一つと言わず千の花、全部をさしあげます。

              (メーリケ)


四、友語リ


七日経った。

たった七日で、瞬時に移動するブラックマリアの姿が目で追えるようになり、彼が放つ斬撃をきちんと鎧で防げるようになり、剣術と蹴術を駆使してなんとかブラックマリアを倒せるようにまでなった。

覚悟さえあれば人間に上限なんてないと思い知った。

臼井と初めて闘ってから七日目の晩、僕はジャージを着こみ、ドラムバッグを背負い電車を使い学校に行った。

雨はこの一週間一度として降らず、月を雲が隠すこともなかった。その月が、今雲で隠れ始めている。

「行くか」

走り出す。

中西の靴底に見たザクロ石のような赤い光とは異なる、どこかで以前見た覚えのある、かんらん石のような、光る青リンゴのような黄緑色の光が靴底を漂う。

その光を踏みながら風のように夜の街を走る。あっという間に学校へ着く。

中西の足がそうだったように、自分の足も舞踏譜のせいで不思議な力を持つようになっていた。

だから当然のように校門を駆け上がって飛び越え、新体操部の地下練習場に忍びこむことができるようになっていた。

「よし」

まだ、中西は来ていなかった。中西が来るまでに僕は準備運動と素振りを済ませ、それが終わると隠れて彼女を待った。

雨が降り出し、時計が十二時を回ったころ、中西が現れた。練習場全体の電気がついたので僕は驚いた。中西がつけたようだった。

「はぁ、はぁ、はぁ、はぁ……」

中西は制服を着ていた。

そして呼吸は荒い。髪は乱れ、背筋を曲げ、手の血管は浮き上がり、目つきは尋常じゃないほど鋭くなっていた。

どう見ても、普通じゃない。

「ユリカ……はぁ、はぁ、はぁ、ごめんね……今、やるから」

中西が踊りだす。しかし複雑なステップに体がついていかず、途中で失敗して倒れる。

「はぁ、はぁ……誰?あなたは」

いつの間にか僕は隠れるのをやめて彼女と同じ練習場の鏡の前に立っていた。

中西の眼が普通の人間のように戻る。

眼の下のクマが、いかにも憔悴しきった彼女を象徴していた。

「金井」

告白した時と同じやり取りが始まる。ただしあの時は、苗字しか言わなかった。

「金井智宏」

だから今度は名前も含めて全部言った。自分を全てぶつける覚悟ができたから。

「そう……誰だっていいわ……私の邪魔をしないで」

「うん。邪魔しない。でも気を付けて踊って」

中西は頬をゆがめるようにしてほほ笑み、もう一度立ち上がると、今度はさっきよりもゆっくりと踊り始めた。

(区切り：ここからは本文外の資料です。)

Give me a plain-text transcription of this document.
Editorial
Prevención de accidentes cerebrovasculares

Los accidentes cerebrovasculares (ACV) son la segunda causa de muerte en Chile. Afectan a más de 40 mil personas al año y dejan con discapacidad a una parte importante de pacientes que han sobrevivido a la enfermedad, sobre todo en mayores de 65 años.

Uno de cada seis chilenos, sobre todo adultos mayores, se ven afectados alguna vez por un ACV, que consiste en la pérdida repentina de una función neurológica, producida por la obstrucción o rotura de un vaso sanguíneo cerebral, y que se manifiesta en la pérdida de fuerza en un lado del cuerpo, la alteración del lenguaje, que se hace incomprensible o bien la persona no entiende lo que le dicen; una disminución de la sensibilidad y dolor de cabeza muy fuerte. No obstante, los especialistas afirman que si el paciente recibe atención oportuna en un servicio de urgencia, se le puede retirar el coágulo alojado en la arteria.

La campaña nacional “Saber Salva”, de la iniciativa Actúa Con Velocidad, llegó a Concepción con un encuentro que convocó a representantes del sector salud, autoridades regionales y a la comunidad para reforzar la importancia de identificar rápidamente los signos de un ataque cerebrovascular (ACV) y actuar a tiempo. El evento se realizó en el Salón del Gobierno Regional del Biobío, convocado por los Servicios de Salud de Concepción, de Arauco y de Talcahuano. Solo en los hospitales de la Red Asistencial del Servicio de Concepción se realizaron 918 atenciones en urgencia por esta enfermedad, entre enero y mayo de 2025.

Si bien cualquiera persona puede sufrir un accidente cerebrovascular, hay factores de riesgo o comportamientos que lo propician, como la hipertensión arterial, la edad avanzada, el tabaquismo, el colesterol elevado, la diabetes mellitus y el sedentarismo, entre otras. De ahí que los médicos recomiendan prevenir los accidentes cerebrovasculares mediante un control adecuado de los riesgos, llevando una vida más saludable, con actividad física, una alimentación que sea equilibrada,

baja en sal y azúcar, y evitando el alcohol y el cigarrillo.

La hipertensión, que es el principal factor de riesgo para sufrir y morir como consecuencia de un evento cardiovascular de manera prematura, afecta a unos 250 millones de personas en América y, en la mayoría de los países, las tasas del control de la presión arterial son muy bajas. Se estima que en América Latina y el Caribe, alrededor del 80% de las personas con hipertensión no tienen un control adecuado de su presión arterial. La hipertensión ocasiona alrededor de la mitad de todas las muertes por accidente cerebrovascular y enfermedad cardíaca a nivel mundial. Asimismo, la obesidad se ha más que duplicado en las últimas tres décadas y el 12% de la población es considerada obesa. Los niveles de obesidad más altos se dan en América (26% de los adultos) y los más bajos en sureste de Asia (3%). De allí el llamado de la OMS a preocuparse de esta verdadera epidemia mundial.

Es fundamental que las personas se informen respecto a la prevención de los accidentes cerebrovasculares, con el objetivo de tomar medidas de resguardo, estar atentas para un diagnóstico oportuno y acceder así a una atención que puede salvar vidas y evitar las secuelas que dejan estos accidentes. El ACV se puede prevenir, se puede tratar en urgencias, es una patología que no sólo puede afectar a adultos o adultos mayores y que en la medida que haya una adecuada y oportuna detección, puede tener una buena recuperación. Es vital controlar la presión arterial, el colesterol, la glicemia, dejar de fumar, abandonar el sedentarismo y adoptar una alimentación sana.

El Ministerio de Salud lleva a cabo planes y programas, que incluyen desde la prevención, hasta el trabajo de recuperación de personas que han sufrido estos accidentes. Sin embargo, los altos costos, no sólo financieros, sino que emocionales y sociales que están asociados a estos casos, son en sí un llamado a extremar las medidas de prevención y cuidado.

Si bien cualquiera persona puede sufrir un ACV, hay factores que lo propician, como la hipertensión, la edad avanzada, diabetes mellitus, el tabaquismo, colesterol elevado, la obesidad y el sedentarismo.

それはちょうど僕が普段踊るのと同じくらいの速度だった。

中西は一週間前僕がここで初めて彼女が踊っているのを目撃したのと同じように目をつむってステップを踏んでいる。ただ違うのは、電気がついていることと、

ゴトッ、カチャ。

隠しておいた赤い鎧と日本刀を装備している同級生がいることぐらいだろう。

ブラックマリアの〈僕〉を倒したときから、僕の体にくっついていた左半身を覆う赤い鎧と日本刀(鞘付き)が、ある程度時間がたっても消えなくなった。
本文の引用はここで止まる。